Шарлотта замерла, всецело поглощенная тем, что ощутили ее пальцы. И почти тотчас она ощутила непреодолимый прилив желания. Но уже в следующее, мгновение пришло осознание.
Она отдернула руку и вырвалась из объятий Брэнда:
– Не надо... Это совершенно... Зачем ты это делаешь?
Брэнд приподнялся на локте и смерил ее долгим взглядом:
– Ты должна была знать, как на меня подействуют твои телодвижения. И что ты имела в виду, говоря «совершенно»?
Совершенно удивительно. Совершенно непередаваемо и обольстительно.
– Совершенно выходит за рамки нашего уговора, вот что.
Брэнд ухмыльнулся и проговорил:
– Ситуация порой выходит из-под контроля, и я должен был положить этому конец. Ты меня понимаешь, не так ли?
– Мог бы выразить это словами.
– К сожалению, ты была не в состоянии что-либо слышать. – Его серые глаза смотрели на нее с томностью, а улыбка делалась все шире. – Должен заметить, что ты играла свою роль довольно убедительно. Любой мог бы подумать, что ты испытываешь ко мне неподдельную страсть.
У него был чрезвычайно самодовольный и высокомерный вид. Вид человека, знающего себе цену. Шарлотта едва не задохнулась от негодования, когда наконец-то осознала, что произошло. В эту минуту ей открылась убийственная истина. Сопоставив кое-какие факты, она провела параллель между оскорбительными словами, которые бросила ему в экипаже, и его заявлением перед началом скачек.
«Твоя слава искусного соблазнителя сильно преувеличена».
«Я никогда не упускаю возможности принять вызов. Даже у распутников есть свой кодекс чести».
Он отнесся к ее оскорбительному замечанию как к вызову и решил доказать, что она не в состоянии перед ним устоять.
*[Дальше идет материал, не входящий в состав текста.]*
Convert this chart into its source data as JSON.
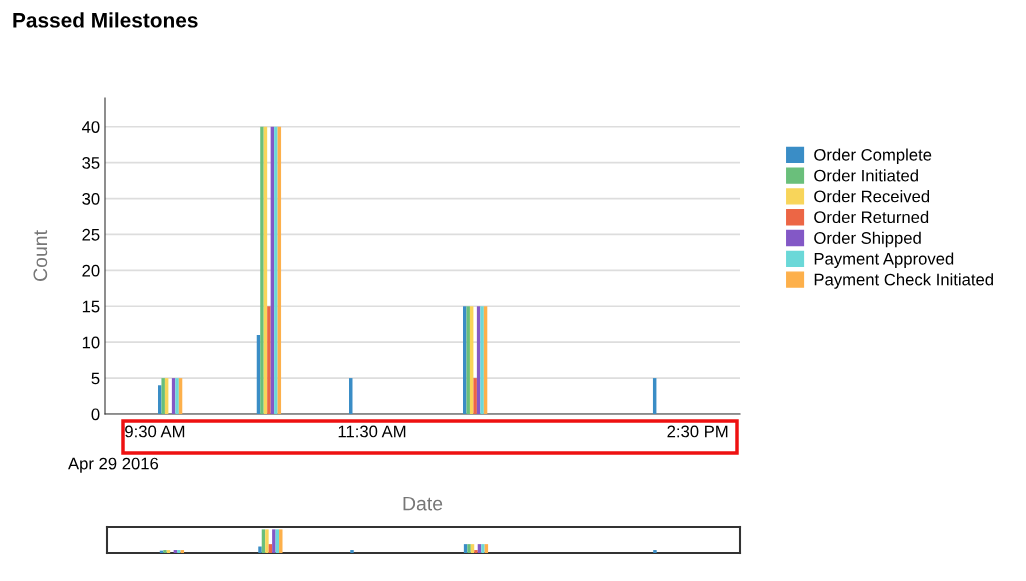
{
  "chart_data": {
    "type": "bar",
    "title": "Passed Milestones",
    "xlabel": "Date",
    "ylabel": "Count",
    "annotations": [
      "Apr 29 2016"
    ],
    "x": [
      9.64,
      10.55,
      11.4,
      12.45,
      14.2
    ],
    "xlim": [
      9.04,
      14.89
    ],
    "xticks": [
      {
        "value": 9.5,
        "label": "9:30 AM"
      },
      {
        "value": 11.5,
        "label": "11:30 AM"
      },
      {
        "value": 14.5,
        "label": "2:30 PM"
      }
    ],
    "ylim": [
      0,
      44
    ],
    "yticks": [
      0,
      5,
      10,
      15,
      20,
      25,
      30,
      35,
      40
    ],
    "grid": "y",
    "legend": "right",
    "series": [
      {
        "name": "Order Complete",
        "color": "#3a8dc6",
        "values": [
          4,
          11,
          5,
          15,
          5
        ]
      },
      {
        "name": "Order Initiated",
        "color": "#6abf7b",
        "values": [
          5,
          40,
          null,
          15,
          null
        ]
      },
      {
        "name": "Order Received",
        "color": "#f8d55a",
        "values": [
          5,
          40,
          null,
          15,
          null
        ]
      },
      {
        "name": "Order Returned",
        "color": "#ec6645",
        "values": [
          null,
          15,
          null,
          5,
          null
        ]
      },
      {
        "name": "Order Shipped",
        "color": "#8358c6",
        "values": [
          5,
          40,
          null,
          15,
          null
        ]
      },
      {
        "name": "Payment Approved",
        "color": "#6bd8d8",
        "values": [
          5,
          40,
          null,
          15,
          null
        ]
      },
      {
        "name": "Payment Check Initiated",
        "color": "#fdb04b",
        "values": [
          5,
          40,
          null,
          15,
          null
        ]
      }
    ]
  }
}
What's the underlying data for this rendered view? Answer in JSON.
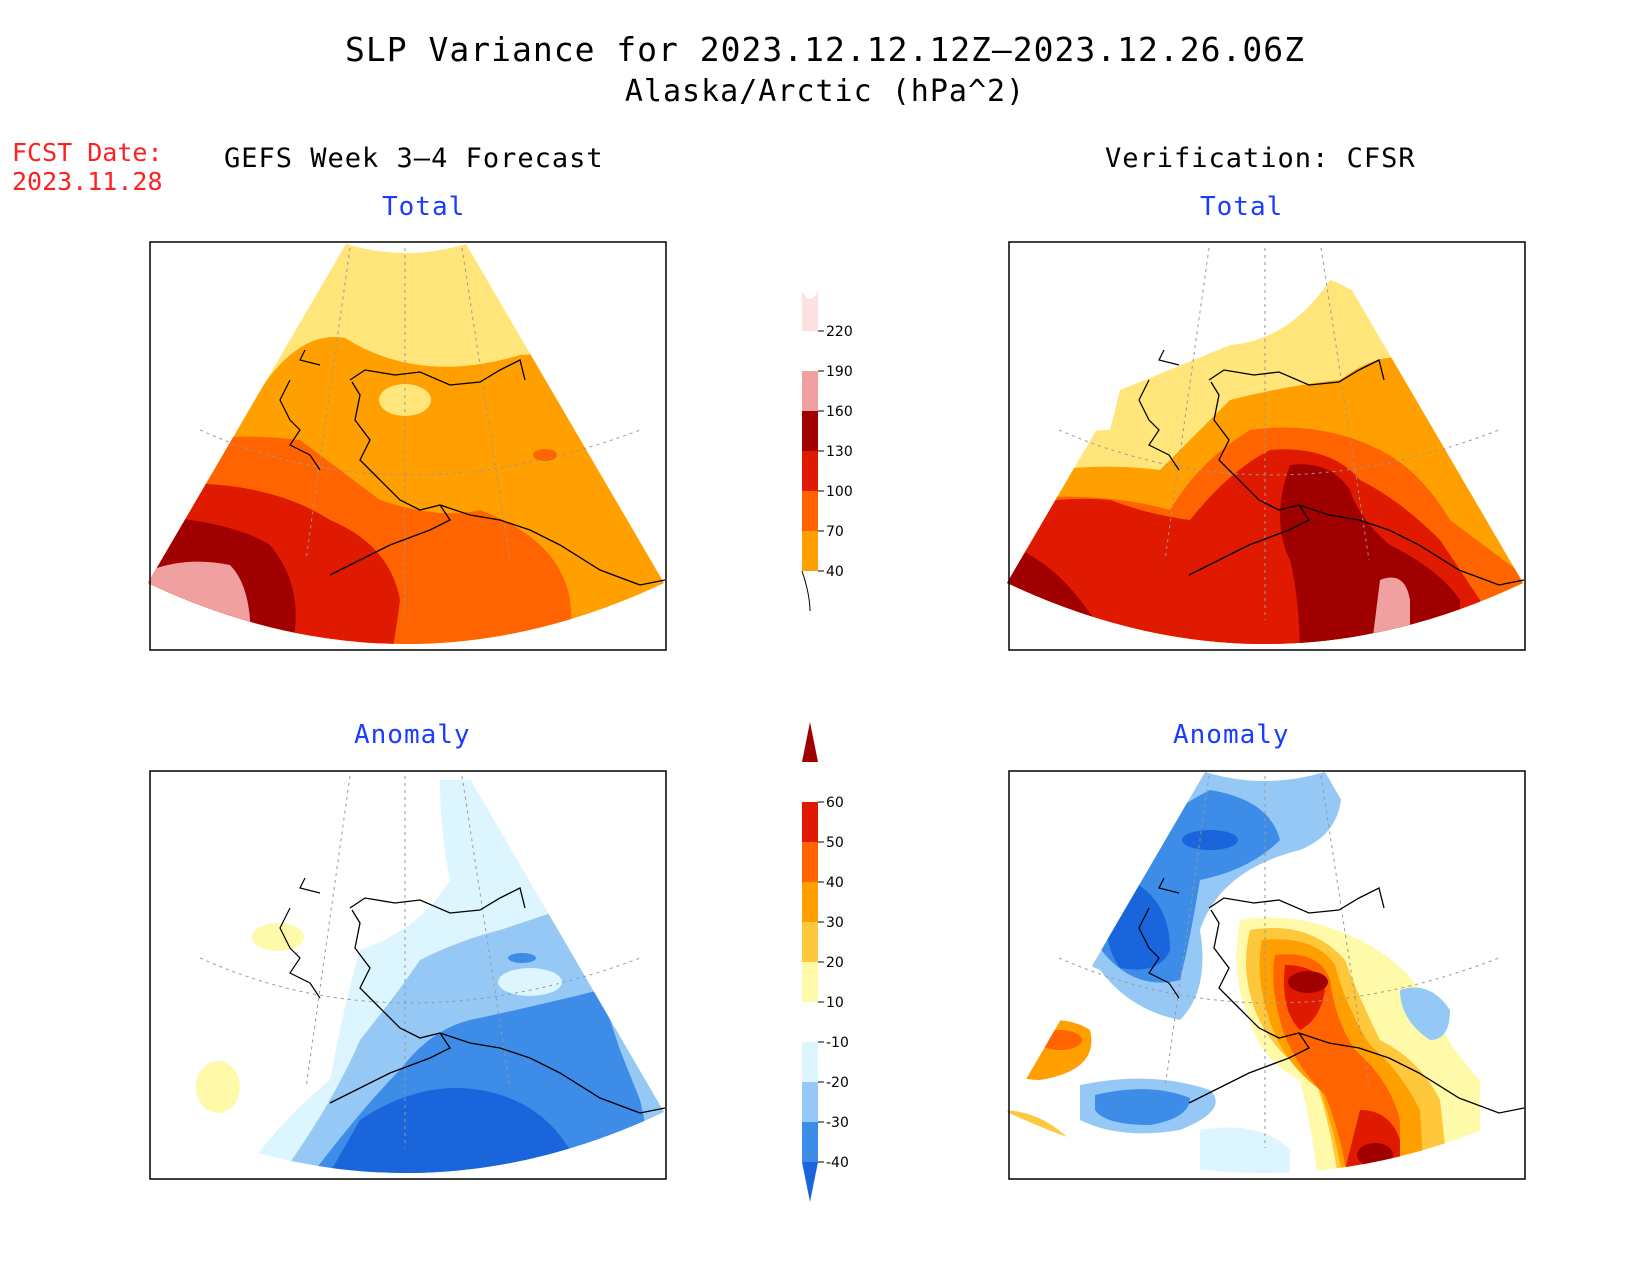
{
  "header": {
    "title": "SLP Variance for 2023.12.12.12Z–2023.12.26.06Z",
    "subtitle": "Alaska/Arctic (hPa^2)"
  },
  "forecast_date": {
    "label": "FCST Date:",
    "value": "2023.11.28"
  },
  "columns": {
    "left": "GEFS Week 3–4 Forecast",
    "right": "Verification: CFSR"
  },
  "panels": {
    "top_left": "Total",
    "top_right": "Total",
    "bottom_left": "Anomaly",
    "bottom_right": "Anomaly"
  },
  "colorbars": {
    "total": {
      "labels": [
        "40",
        "70",
        "100",
        "130",
        "160",
        "190",
        "220"
      ],
      "colors": [
        "#ffe57a",
        "#ffa000",
        "#ff6400",
        "#e01a00",
        "#a00000",
        "#f0a0a0",
        "#fde0e0"
      ]
    },
    "anomaly": {
      "labels": [
        "-40",
        "-30",
        "-20",
        "-10",
        "10",
        "20",
        "30",
        "40",
        "50",
        "60"
      ],
      "colors": [
        "#1a64dc",
        "#3c8ce8",
        "#96c8f5",
        "#dcf5ff",
        "#ffffff",
        "#fffaaa",
        "#ffc83c",
        "#ffa000",
        "#ff6400",
        "#e01a00",
        "#a00000"
      ]
    }
  }
}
Увы, она не обманула его ожиданий.
Ей следовало бы разозлиться на него за то, что он провел ее с такой легкостью. Следовало рассердиться и на себя – за то, что вела себя как идиотка. Но Шарлотта не могла сердиться, она все еще находилась под воздействием вызванных им чувств и эмоций. Слава Богу, у нее хватило ума не признаться ему в своей любви. Тогда бы он имел все основания торжествовать. Не спуская взгляда с закрытой двери, она поспешно выбралась из постели и дрожащими руками расправила юбки.
Брэнд же по-прежнему лежал на кровати. Должно быть, полагал, что она сейчас начнет оправдываться, а он получит еще одну возможность продемонстрировать свою власть над ней. Но она такой возможности ему не предоставит.
Чувствуя, что Брэнд на нее смотрит, Шарлотта с невозмутимым видом направилась к зеркалу – якобы для того, чтобы привести в порядок прическу. Позади нее, на ночном столике, мерцал огонек свечи.
– Теперь можно вставать без опасения, – бросила она через плечо. – Я больше не слышу голосов в коридоре.
– Их уже не слышно минут десять, – уточнил Брэнд. Шарлотта резко повернулась к нему и, увидела, как он поднимается с постели. Холодный и бессердечный распутник.
– Десять минут? – переспросила Шарлотта.
И все это время он целовал и нежно обнимал ее, словно она для него что-то значила. А она отвечала на его ласки со всей нерастраченной любовью своего сердца.
– Дверь в любом случае была заперта, – продолжал Брэнд. – Я позаботился об этом сразу, как только мы вошли в спальню.
Выходит, он знал, что им никто не помешает. Знал, что никто не застанет их врасплох. Потому что о любом вторжении они узнали бы по лязгу вставляемого в замок ключа.
Если Брэнд был величайшим распутником в Англии, то она оказалась самой первой дурехой.
С горящими от стыда щеками она снова повернулась к зеркалу и увидела свое отражение. Это было отражение женщины со сбившейся прической, то есть ее облик, бесспорно, свидетельствовал о том, что она неплохо провела время в постели с мужчиной. Пригладив волосы, Шарлотта проговорила:
– Полагаю, что те люди в коридоре тоже были твоими друзьями. Надеюсь, ты им сказал, что я этого не хотела и что меня пришлось тащить в постель силой? А может, ты даже заключил с ними пари, что сумеешь обольстить меня?
Шарлотта попыталась вложить в сказанное всю силу своего сарказма, но с трудом сумела закончить фразу. К глазам ее подступили слезы, и голос дрогнул. Она с усилием проглотила комок, образовавшийся в горле.